Alasannya hal itu dinilai melanggar prinsip netralitas pemerintah terhadap agama.
Dilansir AP, meski hanya dikenakan oleh segelintir orang di Prancis, burkini yang membentang dari kepala hingga mata kaki menarik perdebatan politik yang intens di negara tersebut.
Menteri Dalam Negeri Gerald Darmanin memuji keputusan Dewan Negara sebagai “kemenangan bagi sekularisme.”
Beberapa wanita Muslim mengecamnya karena secara tidak adil menargetkan iman dan tubuh mereka, dan berdasarkan kesalahpahaman yang sudah ketinggalan zaman tentang Islam.
Kota Grenoble, yang dipimpin oleh seorang wali kota dari Partai Hijau, bulan lalu memberikan suara untuk mengizinkan perempuan mengenakan burkini di kolam renang umum setelah kampanye aktivis lokal.
Kota itu juga memilih untuk mengizinkan wanita berenang tanpa busana, sebagai bagian dari pelonggaran aturan pakaian renang yang lebih luas.
Prefek, atau pejabat tinggi pemerintah, untuk wilayah Grenoble memblokir keputusan burkini, dengan alasan itu bertentangan dengan prinsip-prinsip sekuler Perancis.
Dewan Negara mendukung langkah prefek pada, dengan mengatakan bahwa pemungutan suara Grenoble dilakukan “untuk memenuhi tuntutan agama” dan “merusak netralitas layanan publik.”
Keputusan itu adalah yang pertama di bawah undang-undang kontroversial, yang diperjuangkan Presiden Emmanuel Macron, yang bertujuan melindungi “nilai-nilai republik” dari apa yang pemerintahnya sebut sebagai ancaman ekstremisme agama.
Aturan pakaian di kolam renang umum di Perancis sangat ketat, karena apa yang dikatakan pihak berwenang adalah alasan kebersihan.
Renang harus pakai topi. Celana renang longgar atau pakaian tebal lainnya umumnya dilarang.
Pakaian selam juga tidak diperbolehkan di banyak kolam, seperti juga beberapa pakaian pelindung matahari.
Beberapa kota lain mengizinkan burkini di kolam renang umum. Kota Rennes termasuk di antaranya, tetapi keputusannya ditujukan untuk melonggarkan aturan pakaian renang dan bukan berdasarkan alasan agama.
Wali kota Grenoble berpendapat bahwa perempuan harus bisa mengenakan apa yang mereka inginkan dan mengekspresikan keyakinan agama mereka di kolam renang seperti di jalan.
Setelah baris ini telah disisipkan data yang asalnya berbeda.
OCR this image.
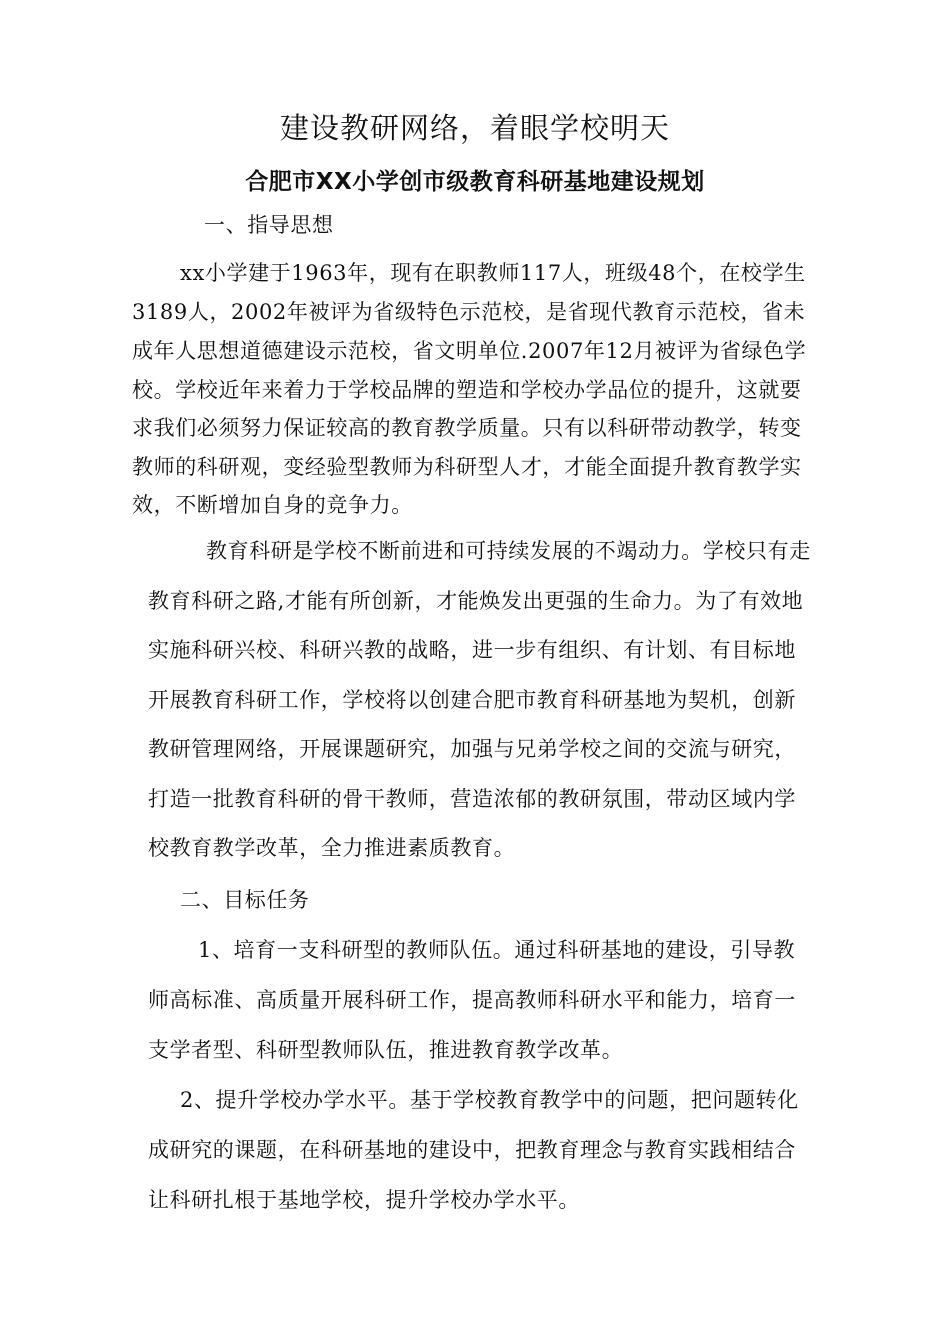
建设教研网络，着眼学校明天
合肥市XX小学创市级教育科研基地建设规划
一、指导思想
xx小学建于1963年，现有在职教师117人，班级48个，在校学生
3189人，2002年被评为省级特色示范校，是省现代教育示范校，省未
成年人思想道德建设示范校，省文明单位.2007年12月被评为省绿色学
校。学校近年来着力于学校品牌的塑造和学校办学品位的提升，这就要
求我们必须努力保证较高的教育教学质量。只有以科研带动教学，转变
教师的科研观，变经验型教师为科研型人才，才能全面提升教育教学实
效，不断增加自身的竞争力。
教育科研是学校不断前进和可持续发展的不竭动力。学校只有走
教育科研之路,才能有所创新，才能焕发出更强的生命力。为了有效地
实施科研兴校、科研兴教的战略，进一步有组织、有计划、有目标地
开展教育科研工作，学校将以创建合肥市教育科研基地为契机，创新
教研管理网络，开展课题研究，加强与兄弟学校之间的交流与研究，
打造一批教育科研的骨干教师，营造浓郁的教研氛围，带动区域内学
校教育教学改革，全力推进素质教育。
二、目标任务
1、培育一支科研型的教师队伍。通过科研基地的建设，引导教
师高标准、高质量开展科研工作，提高教师科研水平和能力，培育一
支学者型、科研型教师队伍，推进教育教学改革。
2、提升学校办学水平。基于学校教育教学中的问题，把问题转化
成研究的课题，在科研基地的建设中，把教育理念与教育实践相结合
让科研扎根于基地学校，提升学校办学水平。
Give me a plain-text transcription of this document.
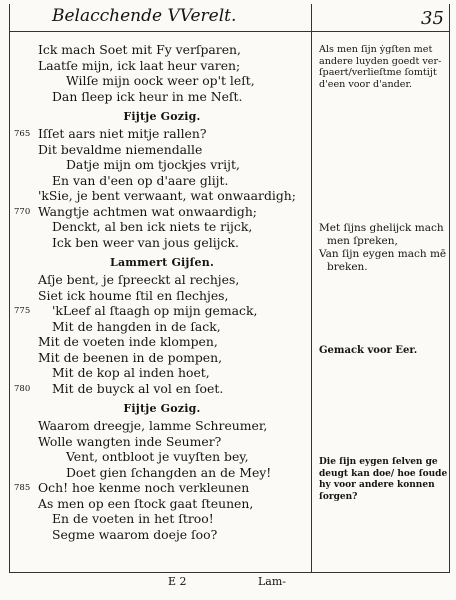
Belacchende VVerelt.	35
Ick mach Soet mit Fy verſparen,
Laatſe mijn, ick laat heur varen;
Wilſe mijn oock weer op't leſt,
Dan ſleep ick heur in me Neſt.
Fijtje Gozig.
Iſſet aars niet mitje rallen?
765
Dit bevaldme niemendalle
Datje mijn om tjockjes vrijt,
En van d'een op d'aare glijt.
'kSie, je bent verwaant, wat onwaardigh;
Wangtje achtmen wat onwaardigh;
770
Denckt, al ben ick niets te rijck,
Ick ben weer van jous gelijck.
Lammert Gijſen.
Aſje bent, je ſpreeckt al rechjes,
Siet ick houme ſtil en ſlechjes,
'kLeef al ſtaagh op mijn gemack,
775
Mit de hangden in de ſack,
Mit de voeten inde klompen,
Mit de beenen in de pompen,
Mit de kop al inden hoet,
Mit de buyck al vol en ſoet.
780
Fijtje Gozig.
Waarom dreegje, lamme Schreumer,
Wolle wangten inde Seumer?
Vent, ontbloot je vuyſten bey,
Doet gien ſchangden an de Mey!
Och! hoe kenme noch verkleunen
785
As men op een ſtock gaat ſteunen,
En de voeten in het ſtroo!
Segme waarom doeje ſoo?
Als men ſijn ẏgſten met
andere luyden goedt ver-
ſpaert/verlieſtme ſomtijt
d'een voor d'ander.
Met ſijns ghelijck mach
men ſpreken,
Van ſijn eygen mach mē
breken.
Gemack voor Eer.
Die ſijn eygen ſelven ge
deugt kan doe/ hoe ſoude
hy voor andere konnen
ſorgen?
E 2	Lam-
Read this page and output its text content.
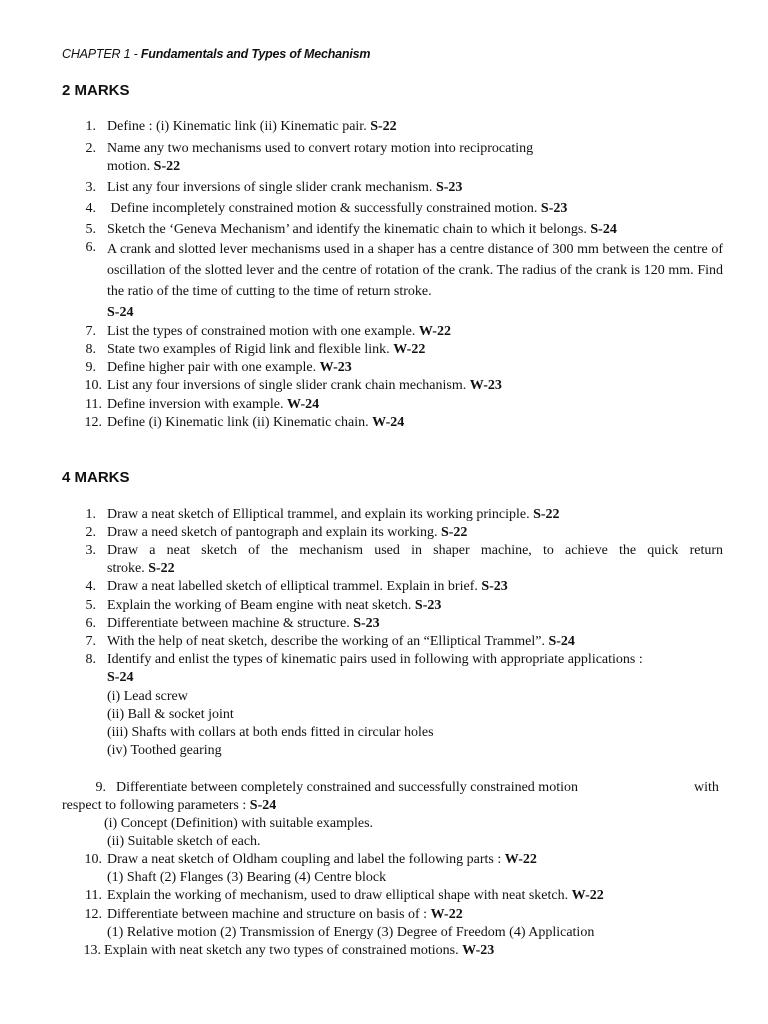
CHAPTER 1 - Fundamentals and Types of Mechanism
2 MARKS
1. Define : (i) Kinematic link (ii) Kinematic pair. S-22
2. Name any two mechanisms used to convert rotary motion into reciprocating
motion. S-22
3. List any four inversions of single slider crank mechanism. S-23
4. Define incompletely constrained motion & successfully constrained motion. S-23
5. Sketch the ‘Geneva Mechanism’ and identify the kinematic chain to which it belongs. S-24
6. A crank and slotted lever mechanisms used in a shaper has a centre distance of 300 mm between the centre of oscillation of the slotted lever and the centre of rotation of the crank. The radius of the crank is 120 mm. Find the ratio of the time of cutting to the time of return stroke.
S-24
7. List the types of constrained motion with one example. W-22
8. State two examples of Rigid link and flexible link. W-22
9. Define higher pair with one example. W-23
10. List any four inversions of single slider crank chain mechanism. W-23
11. Define inversion with example. W-24
12. Define (i) Kinematic link (ii) Kinematic chain. W-24
4 MARKS
1. Draw a neat sketch of Elliptical trammel, and explain its working principle. S-22
2. Draw a need sketch of pantograph and explain its working. S-22
3. Draw a neat sketch of the mechanism used in shaper machine, to achieve the quick return
stroke. S-22
4. Draw a neat labelled sketch of elliptical trammel. Explain in brief. S-23
5. Explain the working of Beam engine with neat sketch. S-23
6. Differentiate between machine & structure. S-23
7. With the help of neat sketch, describe the working of an “Elliptical Trammel”. S-24
8. Identify and enlist the types of kinematic pairs used in following with appropriate applications :
S-24
(i) Lead screw
(ii) Ball & socket joint
(iii) Shafts with collars at both ends fitted in circular holes
(iv) Toothed gearing
9. Differentiate between completely constrained and successfully constrained motion	with
respect to following parameters : S-24
(i) Concept (Definition) with suitable examples.
(ii) Suitable sketch of each.
10. Draw a neat sketch of Oldham coupling and label the following parts : W-22
(1) Shaft (2) Flanges (3) Bearing (4) Centre block
11. Explain the working of mechanism, used to draw elliptical shape with neat sketch. W-22
12. Differentiate between machine and structure on basis of : W-22
(1) Relative motion (2) Transmission of Energy (3) Degree of Freedom (4) Application
13. Explain with neat sketch any two types of constrained motions. W-23
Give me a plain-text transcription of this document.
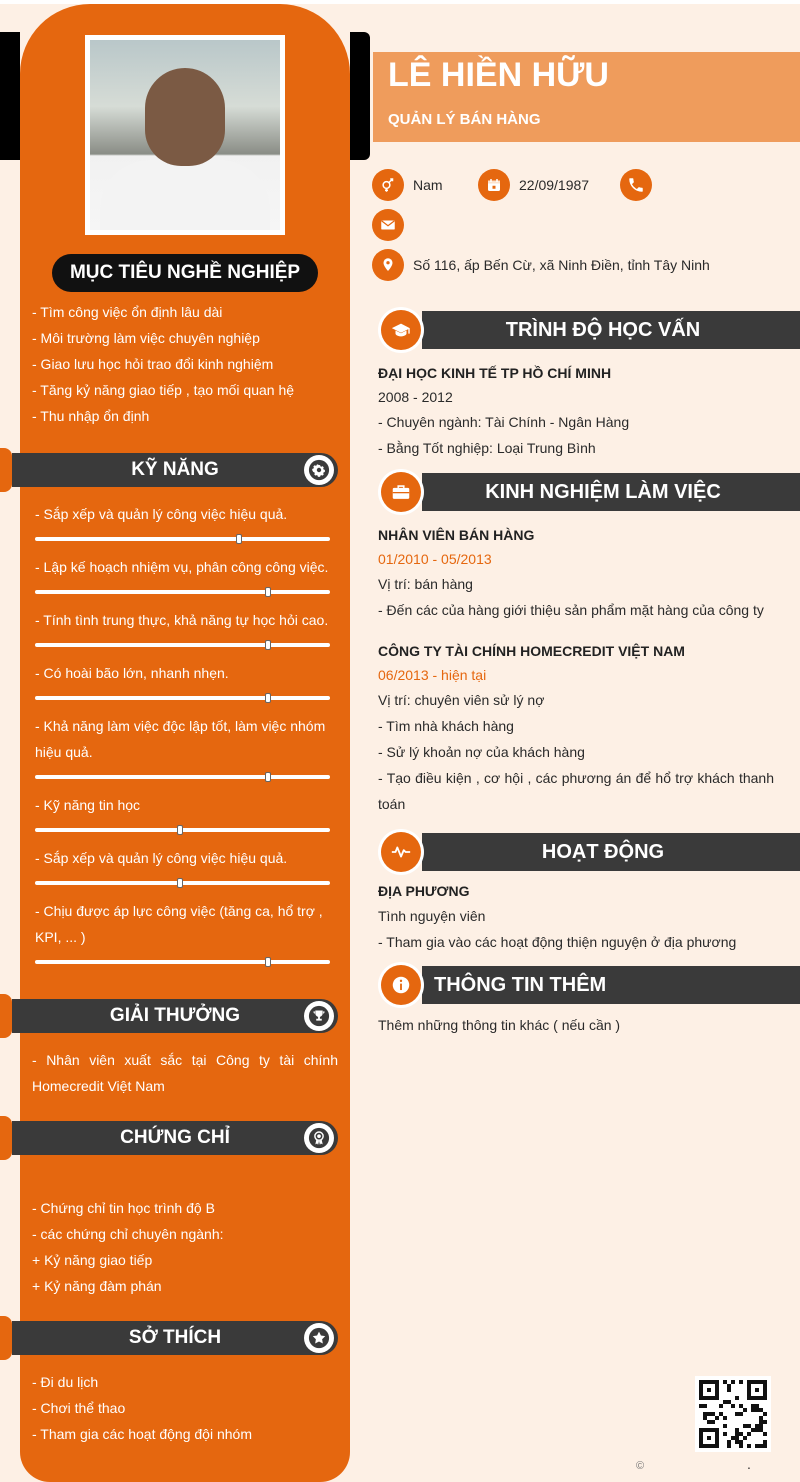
MỤC TIÊU NGHỀ NGHIỆP
- Tìm công việc ổn định lâu dài
- Môi trường làm việc chuyên nghiệp
- Giao lưu học hỏi trao đổi kinh nghiệm
- Tăng kỷ năng giao tiếp , tạo mối quan hệ
- Thu nhập ổn định
KỸ NĂNG
- Sắp xếp và quản lý công việc hiệu quả.
- Lập kế hoạch nhiệm vụ, phân công công việc.
- Tính tình trung thực, khả năng tự học hỏi cao.
- Có hoài bão lớn, nhanh nhẹn.
- Khả năng làm việc độc lập tốt, làm việc nhóm hiệu quả.
- Kỹ năng tin học
- Sắp xếp và quản lý công việc hiệu quả.
- Chịu được áp lực công việc (tăng ca, hổ trợ , KPI, ... )
GIẢI THƯỞNG
- Nhân viên xuất sắc tại Công ty tài chính Homecredit Việt Nam
CHỨNG CHỈ
- Chứng chỉ tin học trình độ B
- các chứng chỉ chuyên ngành:
+ Kỷ năng giao tiếp
+ Kỷ năng đàm phán
SỞ THÍCH
- Đi du lịch
- Chơi thể thao
- Tham gia các hoạt động đội nhóm
LÊ HIỀN HỮU
QUẢN LÝ BÁN HÀNG
Nam	22/09/1987
Số 116, ấp Bến Cừ, xã Ninh Điền, tỉnh Tây Ninh
TRÌNH ĐỘ HỌC VẤN
ĐẠI HỌC KINH TẾ TP HỒ CHÍ MINH
2008 - 2012
- Chuyên ngành: Tài Chính - Ngân Hàng
- Bằng Tốt nghiệp: Loại Trung Bình
KINH NGHIỆM LÀM VIỆC
NHÂN VIÊN BÁN HÀNG
01/2010 - 05/2013
Vị trí: bán hàng
- Đến các của hàng giới thiệu sản phẩm mặt hàng của công ty
CÔNG TY TÀI CHÍNH HOMECREDIT VIỆT NAM
06/2013 - hiện tại
Vị trí: chuyên viên sử lý nợ
- Tìm nhà khách hàng
- Sử lý khoản nợ của khách hàng
- Tạo điều kiện , cơ hội , các phương án để hổ trợ khách thanh toán
HOẠT ĐỘNG
ĐỊA PHƯƠNG
Tình nguyện viên
- Tham gia vào các hoạt động thiện nguyện ở địa phương
THÔNG TIN THÊM
Thêm những thông tin khác ( nếu cần )
©	.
Penentang burkini, yang mencakup pejabat lokal dari sayap kanan tetapi juga kiri, berpendapat bahwa pakaian renang mewakili penindasan perempuan dan pintu gerbang potensial menuju radikalisme Islam.
Enam tahun lalu, Dewan Negara mencabut larangan burkini lokal, di tengah keterkejutan dan kemarahan setelah beberapa wanita Muslim diperintahkan melepaskan pakaian penutup tubuh di pantai French Riviera.
Bagi Fatima Bent dari kelompok feminis Muslim Lallab, keputusan hari Selasa adalah “langkah mundur yang jelas” yang selanjutnya akan mengisolasi wanita yang menutupi kepala dan tubuh mereka di depan umum.
Sementara beberapa wanita Muslim dipaksa oleh kerabat pria untuk menutupi diri mereka, dia berkata, “Wanita Muslim tidak homogen. (Otoritas Perancis) melihat wanita Muslim melalui satu prisma.”
Dia menyalahkan sisa-sisa era kolonial "fiksasi dengan tubuh wanita Muslim oleh politisi yang ingin mengendalikan mereka."